STANDARD: Das zentrale Thema von "Dunkelblum" ist das Schweigen, das Durchlavieren durch die österreichische Geschichte. Wie beurteilen Sie die österreichische Erinnerungskultur?

Menasse: Das ist ein Punkt, an dem ich Österreich in Deutschland mittlerweile oft verteidige. Jedes Land hat einen Klischeestempel: Für Deutsche ist Österreich jenes Land, das sich davongestohlen hat, mit der Geschichte nichts zu tun haben wollte. Seit 1986 hat sich gesamtgesellschaftlich aber viel geändert. Komischerweise ist diese Entwicklung nicht kongruent mit der politischen Situation Österreichs, deren Amoral heute wieder erschütternd ist.

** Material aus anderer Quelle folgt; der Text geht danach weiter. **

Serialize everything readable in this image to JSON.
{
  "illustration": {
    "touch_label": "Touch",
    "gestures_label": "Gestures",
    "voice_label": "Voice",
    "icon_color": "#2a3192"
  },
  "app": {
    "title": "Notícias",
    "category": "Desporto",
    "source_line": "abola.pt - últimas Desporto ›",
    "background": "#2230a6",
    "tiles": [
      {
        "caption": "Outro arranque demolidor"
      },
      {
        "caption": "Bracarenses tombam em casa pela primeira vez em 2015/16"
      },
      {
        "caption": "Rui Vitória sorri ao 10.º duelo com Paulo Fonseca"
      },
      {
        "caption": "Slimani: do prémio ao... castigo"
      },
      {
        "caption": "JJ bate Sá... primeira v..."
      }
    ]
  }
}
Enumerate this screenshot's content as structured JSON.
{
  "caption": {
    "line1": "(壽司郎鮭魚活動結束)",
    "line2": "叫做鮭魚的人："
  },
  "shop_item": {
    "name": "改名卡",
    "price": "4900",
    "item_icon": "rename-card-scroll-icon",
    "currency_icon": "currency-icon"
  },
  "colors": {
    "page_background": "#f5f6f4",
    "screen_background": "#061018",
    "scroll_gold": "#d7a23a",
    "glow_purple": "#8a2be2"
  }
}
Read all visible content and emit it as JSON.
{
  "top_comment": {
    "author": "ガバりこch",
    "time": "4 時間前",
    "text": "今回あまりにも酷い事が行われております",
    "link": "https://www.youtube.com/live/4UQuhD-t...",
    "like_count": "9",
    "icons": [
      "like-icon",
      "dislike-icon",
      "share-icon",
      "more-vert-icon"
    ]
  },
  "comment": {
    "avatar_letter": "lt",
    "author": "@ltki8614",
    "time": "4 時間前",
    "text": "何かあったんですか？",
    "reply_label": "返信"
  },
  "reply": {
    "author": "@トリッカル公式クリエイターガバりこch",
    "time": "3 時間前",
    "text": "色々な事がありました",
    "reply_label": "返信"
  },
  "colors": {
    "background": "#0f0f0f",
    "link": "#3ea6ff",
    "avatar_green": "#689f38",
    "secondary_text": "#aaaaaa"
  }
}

STANDARD: Warum hält sich bei österreichischen Intellektuellen hartnäckig der Ruf Österreichs als ein Land der Ewiggestrigen. Ein Stück Folklore?

Menasse: Es gibt ein ritualisiertes Schimpfen in jedem Land. Das finden Sie in Deutschland genauso. Wann immer man versucht, die Deutschen für ihre Aufarbeitung der Vergangenheit zu loben, dann sagen auch die aufgeklärtesten Intellektuellen: Ja, aber das kam alles zu spät, und die Leute wählen schon wieder die AfD.

STANDARD: Ist es nicht anachronistisch, dass Sie angesichts Ihrer Worte das Thema Vergangenheitsbewältigung aufgegriffen haben? "Dunkelblum" spielt in Rechnitz …

Menasse: … Pardon, der Roman spielt im Burgenland, nicht in Rechnitz: Die Dunkelblumer Gruft stammt aus Güssing, die Pestsäule aus Deutschkreuz. Einige Massakerdetails kommen aus Jennersdorf und aus Deutschschützen.

STANDARD: Ein Burgenlandroman also. Dennoch: Warum das Thema?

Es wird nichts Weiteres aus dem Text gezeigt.